Après réflexion et consultation, j’ai pris la décision de convoquer un synode pour le diocèse de Bordeaux.

QU’EST-CE QU’UN SYNODE ?

Le Synode est une institution très ancienne dans l’Église.  Le Droit de l’Église le définit ainsi : « Le synode diocésain est la réunion des délégués des prêtres et des autres fidèles de l’Église particulière qui apportent leur concours à l’Évêque diocésain pour le bien de la communauté diocésaine tout entière ». Un synode comporte une ou plusieurs assemblées mais présuppose tout un travail de préparation au plus près du terrain. Ces assemblées sont composées de délégués de tout le diocèse, de membres de droit et de membres élus. Elles doivent refléter la diversité de la composition du Peuple de Dieu : prêtres, diacres, laïcs, religieux, religieuses. Elles doivent aboutir à la proposition de décisions  et d’orientations pour tout le diocèse.

Le terme « Synode » vient du grec « Sun-odos » qui veut dire « marcher ensemble ». C’est une véritable révision de vie de notre Église diocésaine, un temps de discernement, où chacun est invité à apporter sa pierre à l’édification de l’ensemble. Un vieil adage disait fort justement : « Ce qui concerne tout le monde doit être débattu par tous ». Un synode est un beau lieu de coresponsabilité de tous les baptisés. Récemment le pape François soulignait combien notre Église devait être de plus en plus synodale : « Le monde dans lequel nous vivons, et que nous sommes appelés à aimer et à servir même dans ses contradictions, exige de l’Église le renforcement des synergies dans tous les domaines de sa mission. Le chemin de la « synodalité » est justement celui que Dieu attend de l’Église du troisième millénaire ». Rencontrant les diocésains d’Assise en octobre 2013, il leur disait : « Vous entrez dans le synode diocésain et être en « synode » signifie marcher ensemble. Je pense que cela est véritablement l’expérience la plus belle que nous vivons : faire partie d’un peuple en chemin, en chemin dans l’histoire, avec son Seigneur, qui marche au milieu de nous ! Nous ne sommes pas isolés, nous ne marchons pas seuls, mais nous faisons partie de l’unique troupeau du Christ qui marche ensemble ».

L’évêque n’est pas un homme seul. Il a besoin  de la réflexion de tous, « puisque le troupeau possède aussi son propre « flair » pour discerner les nouvelles routes que le Seigneur ouvre à son Église » (Pape François).
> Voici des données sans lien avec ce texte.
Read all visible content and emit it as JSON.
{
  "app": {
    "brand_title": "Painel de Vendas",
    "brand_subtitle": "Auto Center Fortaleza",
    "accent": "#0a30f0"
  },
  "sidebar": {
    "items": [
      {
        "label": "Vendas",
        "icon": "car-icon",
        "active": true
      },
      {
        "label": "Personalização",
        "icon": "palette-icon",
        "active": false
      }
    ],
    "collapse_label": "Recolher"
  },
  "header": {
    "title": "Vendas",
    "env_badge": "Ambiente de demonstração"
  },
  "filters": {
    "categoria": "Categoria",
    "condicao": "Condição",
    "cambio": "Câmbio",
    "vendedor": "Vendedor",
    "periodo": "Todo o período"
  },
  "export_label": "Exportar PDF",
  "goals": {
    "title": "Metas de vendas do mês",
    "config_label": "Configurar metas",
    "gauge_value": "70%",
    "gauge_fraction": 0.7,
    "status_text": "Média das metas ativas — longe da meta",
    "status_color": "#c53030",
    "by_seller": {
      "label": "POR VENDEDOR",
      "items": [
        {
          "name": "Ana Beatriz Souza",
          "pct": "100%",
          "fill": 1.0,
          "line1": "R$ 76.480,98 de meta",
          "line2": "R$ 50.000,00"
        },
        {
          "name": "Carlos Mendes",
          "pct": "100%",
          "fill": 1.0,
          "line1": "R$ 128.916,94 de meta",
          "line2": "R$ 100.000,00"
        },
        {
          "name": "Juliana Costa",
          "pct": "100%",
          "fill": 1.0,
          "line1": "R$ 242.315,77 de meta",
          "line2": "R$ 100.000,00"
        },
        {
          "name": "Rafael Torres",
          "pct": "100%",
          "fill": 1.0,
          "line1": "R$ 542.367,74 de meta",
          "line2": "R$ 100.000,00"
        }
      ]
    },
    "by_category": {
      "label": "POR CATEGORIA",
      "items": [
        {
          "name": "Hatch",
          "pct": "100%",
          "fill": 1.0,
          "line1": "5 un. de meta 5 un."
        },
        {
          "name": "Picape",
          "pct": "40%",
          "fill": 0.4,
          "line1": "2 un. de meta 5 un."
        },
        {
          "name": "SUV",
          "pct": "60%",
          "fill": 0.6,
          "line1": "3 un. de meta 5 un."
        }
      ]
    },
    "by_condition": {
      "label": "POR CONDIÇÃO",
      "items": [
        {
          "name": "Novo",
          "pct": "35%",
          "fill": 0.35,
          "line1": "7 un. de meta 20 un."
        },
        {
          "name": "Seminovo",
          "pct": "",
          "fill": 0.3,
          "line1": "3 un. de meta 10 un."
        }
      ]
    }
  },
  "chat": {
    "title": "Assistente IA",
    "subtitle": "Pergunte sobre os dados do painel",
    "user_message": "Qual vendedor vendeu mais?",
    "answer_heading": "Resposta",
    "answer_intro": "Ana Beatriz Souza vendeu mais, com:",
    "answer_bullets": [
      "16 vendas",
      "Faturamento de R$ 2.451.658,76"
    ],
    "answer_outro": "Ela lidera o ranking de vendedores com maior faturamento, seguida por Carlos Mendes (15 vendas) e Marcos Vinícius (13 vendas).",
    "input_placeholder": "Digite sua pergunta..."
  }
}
“ Les quatre axes de notre synode diocésain : le ressourcement, la mission, la fraternité et le service des hommes ”

Le diocèse de Bordeaux a tenu un synode de 1990 à 1993. Celui-ci a porté du fruit et a impulsé un véritable dynamisme pastoral. Notre Église a tout intérêt à ne pas délaisser cette belle pratique synodale.

POURQUOI UN SYNODE AUJOURD’HUI ?

Notre synode vient à un moment précis de la vie de notre Église diocésaine. Nous avons vécu ces dernières années un parcours missionnaire diocésain. Il a été l’occasion de multiples initiatives d’évangélisation (semaines missionnaires dans des secteurs, Fête de la lumière à Libourne, dimanches autrement, parcours Alpha, propositions B.A Ba….). Celles-ci sont appelées à se développer. Elles sont source d’un vrai renouvellement pastoral pour les communautés chrétiennes qui les ont vécues.  Mais, à leur tour, elles nous posent une redoutable question : comment notre Église doit-elle s’organiser pour soutenir ce véritable dynamisme missionnaire ?

Le pape François invite nos communautés à former de vrais disciples-missionnaires, des disciples qui ont rencontré le Seigneur dans leur vie et qui veulent le faire connaître. Cette mission confiée à nos communautés peut se développer en quatre axes, qui seraient les quatre axes de notre synode diocésain : le ressourcement, la mission, la fraternité et le service des hommes.

- le ressourcement : comment nos communautés peuvent être davantage encore des lieux qui nourrissent la foi de leurs membres (Prière, catéchèse, formation, écoute de l’Écriture, qualité des célébrations…) ?

- la mission : quelles initiatives prendre, non seulement pour inviter, « Venez et voyez », mais « aller vers » ? Comment se former aujourd’hui à l’évangélisation ?

- la fraternité : notre témoignage ne sera crédible que s’il est porté par des communautés fraternelles. A quoi cela nous appelle-il localement ? Comment porter ensemble la vie et la mission de l’Église ? Comment organiser nos communautés, nos secteurs, penser la nomination des prêtres et des diacres dans le diocèse ?

- le service des hommes : L’Église, à la suite du Christ, est invitée à aller à la rencontre des hommes et des femmes de notre temps, à se mettre gratuitement à leur service. Quelles sont les formes de service que nous voyons les plus urgentes autour de nous ?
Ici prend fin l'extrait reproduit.